IVAX CORPORATION

EX-10.3 5 dex103.htm FORM OF STOCK OPTION AGREEMENT (NON-EMPLOYEE DIRECTOR) Form of Stock Option Agreement (Non-Employee Director)

EXHIBIT 10.3

 

IVAX CORPORATION

 

Nonqualified Stock Option Agreement

(Non-Employee Director)

 

1. Grant of Option. In accordance with and subject to the terms and conditions of (A) the IVAX Corporation 2004 Incentive Compensation Plan, as it may be amended from time to time (the “Plan”) and (B) this Nonqualified Stock Option Agreement (the “Agreement”), IVAX Corporation, a Florida corporation (the “Company”), grants to the optionee identified on Schedule 1 attached hereto (the “Optionee”) a nonqualified stock option (the “Option”) to purchase the number of shares (the “Shares”) of its Common Stock, $.10 par value, set forth on Schedule 1, at the option price set forth in Schedule 1.

 

2. Acceptance by Optionee. The exercise of the Option or any portion thereof is conditioned upon acceptance by the Optionee of the terms and conditions of this Agreement, as evidenced by his execution of Schedule 1 to this Agreement and the delivery of an executed copy of Schedule 1 to the Company.

 

3. Vesting of Option. The Option shall become exercisable in accordance with the vesting schedule set forth in Schedule 1.

 

4. Expiration of Option. The Option shall expire on the date set forth in Schedule 1, and may not be exercised after such date.

 

5. Procedure for Exercise. The Option may be exercised for the number of Shares specified in a written notice delivered to the Company at least ten days prior to the date on which purchase is requested, accompanied by full payment for the Shares with respect to which the Option is being exercised in the manner and subject to the terms and conditions set forth in the Plan. Notwithstanding the foregoing, the Option may not be exercised as to less than ten Shares at any time, or, if less than ten Shares, the number of Shares subject to the Option.

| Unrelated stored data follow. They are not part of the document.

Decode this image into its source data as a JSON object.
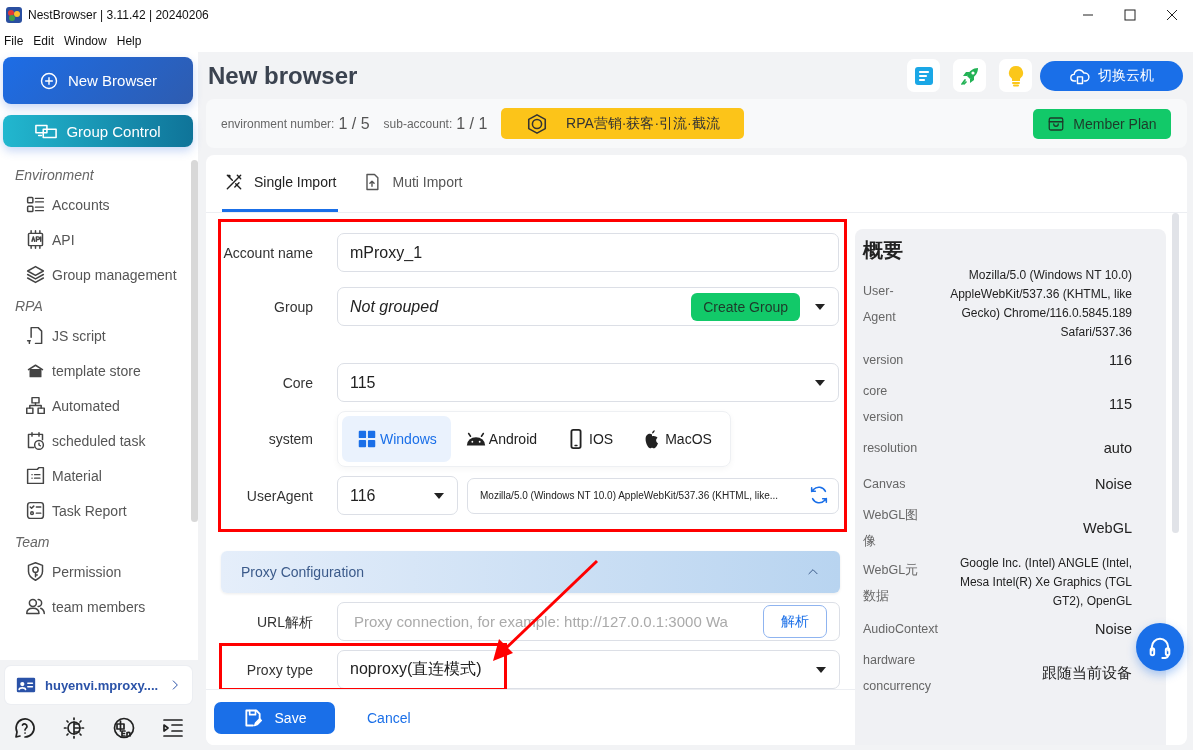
{
  "window": {
    "title": "NestBrowser | 3.11.42 | 20240206"
  },
  "menu": [
    "File",
    "Edit",
    "Window",
    "Help"
  ],
  "sidebar": {
    "new_button": "New Browser",
    "group_button": "Group Control",
    "sections": [
      {
        "title": "Environment",
        "items": [
          "Accounts",
          "API",
          "Group management"
        ]
      },
      {
        "title": "RPA",
        "items": [
          "JS script",
          "template store",
          "Automated",
          "scheduled task",
          "Material",
          "Task Report"
        ]
      },
      {
        "title": "Team",
        "items": [
          "Permission",
          "team members"
        ]
      }
    ],
    "account": "huyenvi.mproxy...."
  },
  "header": {
    "title": "New browser",
    "cloud_button": "切换云机"
  },
  "info_bar": {
    "env_label": "environment number:",
    "env_value": "1 / 5",
    "sub_label": "sub-account:",
    "sub_value": "1 / 1",
    "rpa_button": "RPA营销·获客·引流·截流",
    "member_button": "Member Plan"
  },
  "tabs": [
    {
      "label": "Single Import",
      "selected": true
    },
    {
      "label": "Muti Import",
      "selected": false
    }
  ],
  "form": {
    "account_name": {
      "label": "Account name",
      "value": "mProxy_1"
    },
    "group": {
      "label": "Group",
      "value": "Not grouped",
      "button": "Create Group"
    },
    "core": {
      "label": "Core",
      "value": "115"
    },
    "system": {
      "label": "system",
      "options": [
        {
          "label": "Windows",
          "selected": true
        },
        {
          "label": "Android",
          "selected": false
        },
        {
          "label": "IOS",
          "selected": false
        },
        {
          "label": "MacOS",
          "selected": false
        }
      ]
    },
    "user_agent": {
      "label": "UserAgent",
      "version": "116",
      "value": "Mozilla/5.0 (Windows NT 10.0) AppleWebKit/537.36 (KHTML, like..."
    }
  },
  "proxy": {
    "title": "Proxy Configuration",
    "expanded": true,
    "url": {
      "label": "URL解析",
      "placeholder": "Proxy connection, for example: http://127.0.0.1:3000 Wa",
      "button": "解析"
    },
    "type": {
      "label": "Proxy type",
      "value": "noproxy(直连模式)"
    }
  },
  "summary": {
    "title": "概要",
    "rows": [
      {
        "label": "User-Agent",
        "value": "Mozilla/5.0 (Windows NT 10.0) AppleWebKit/537.36 (KHTML, like Gecko) Chrome/116.0.5845.189 Safari/537.36"
      },
      {
        "label": "version",
        "value": "116"
      },
      {
        "label": "core version",
        "value": "115"
      },
      {
        "label": "resolution",
        "value": "auto"
      },
      {
        "label": "Canvas",
        "value": "Noise"
      },
      {
        "label": "WebGL图像",
        "value": "WebGL"
      },
      {
        "label": "WebGL元数据",
        "value": "Google Inc. (Intel) ANGLE (Intel, Mesa Intel(R) Xe Graphics (TGL GT2), OpenGL"
      },
      {
        "label": "AudioContext",
        "value": "Noise"
      },
      {
        "label": "hardware concurrency",
        "value": "跟随当前设备"
      }
    ]
  },
  "footer": {
    "save": "Save",
    "cancel": "Cancel"
  },
  "annotations": {
    "basic_box": true,
    "proxy_type_box": true,
    "arrow": true
  }
}
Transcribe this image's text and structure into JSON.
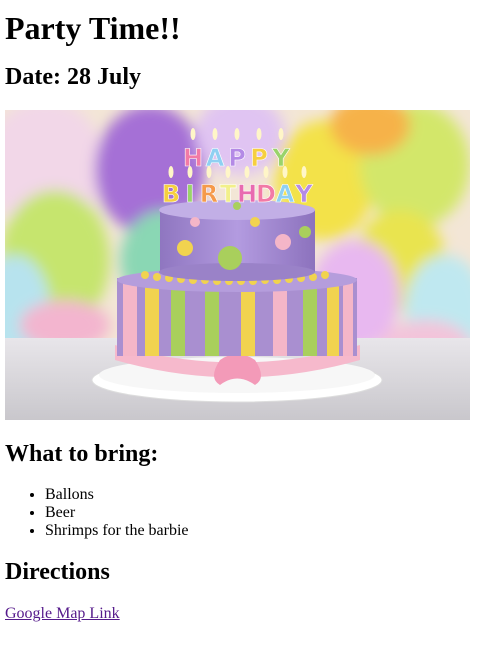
{
  "page": {
    "title": "Party Time!!",
    "date": "Date: 28 July",
    "hero_image": {
      "candle_letters_top": [
        "H",
        "A",
        "P",
        "P",
        "Y"
      ],
      "candle_letters_bottom": [
        "B",
        "I",
        "R",
        "T",
        "H",
        "D",
        "A",
        "Y"
      ]
    },
    "bring_heading": "What to bring:",
    "bring_items": [
      "Ballons",
      "Beer",
      "Shrimps for the barbie"
    ],
    "directions_heading": "Directions",
    "map_link_text": "Google Map Link"
  },
  "colors": {
    "link_visited": "#551a8b",
    "cake_purple": "#a98fd0",
    "cake_pink": "#f4b6c8",
    "cake_yellow": "#f1d34f",
    "cake_green": "#a9cf5c"
  }
}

If any applicable law requires the Company to take any action with respect to the Shares specified in such notice, or if any action remains to be taken under the Articles of Incorporation or Bylaws of the Company to effect due issuance of the Shares, then the Company shall take such action and the day for delivery of such Shares shall be extended for the period necessary to take such action. Neither the Optionee nor any other person entitled to exercise the Option shall be, or have any rights or privileges of, a shareholder of the Company in respect of any of the Shares issuable upon exercise of the Option, unless and until the Shares are issued to the Optionee.

 

6. Restriction on Sale of Shares. The Shares issued upon the exercise of the Option may not be transferred until six months after the Date of Grant.

 

7. Representations as to Purchase of Shares. As a condition of the Company’s obligation to issue Shares upon exercise of the Option, if requested by the Company, the Optionee shall, concurrently with the delivery of the stock certificate representing the Shares so purchased, give such written assurances to the Company, in the form and substance that its counsel reasonably requests, to the effect that the Optionee is acquiring the Shares for investment and without any present intention of reselling or redistributing the same in violation of any applicable law. In the event that the Company elects to register under the Securities Act of 1933 and any applicable state laws the Shares which are the subject of the Option, the issuance of such Shares shall not be subject to the restrictions contained in this paragraph 7.


8. Compliance With Applicable Law. The issuance of the Shares pursuant to the exercise of this Option is subject to compliance with all applicable laws, including without limitation laws governing withholding from employees and nonresident aliens for income tax purposes.

 

IN WITNESS WHEREOF, the Company has caused this Agreement to be executed as of the Date of Grant set forth in Schedule 1.

 

IVAX CORPORATION

By:

 

 


   

Phillip Frost, M.D.

   

Chairman of the Board

   

and Chief Executive Officer


Schedule 1

 

Nonqualified Stock Option Agreement

 

Name of Optionee:

  

X

 

Number of Shares:

  

XXXX

 

Option Price Per Share:

  

$XX.XX

 

Date of Grant:

  

X/X/XX

 

Expiration Date:

  

X/X/XX

 

Vesting Schedule:

  

Fully vested as of Date of Grant

 

Plan:

   2004

 

The undersigned agrees to the terms and conditions of the Nonqualified Stock Option Agreement of which this Schedule 1 is a part, and acknowledges receipt of the prospectus relating to the Plan and of the Company’s most recent annual report to shareholders.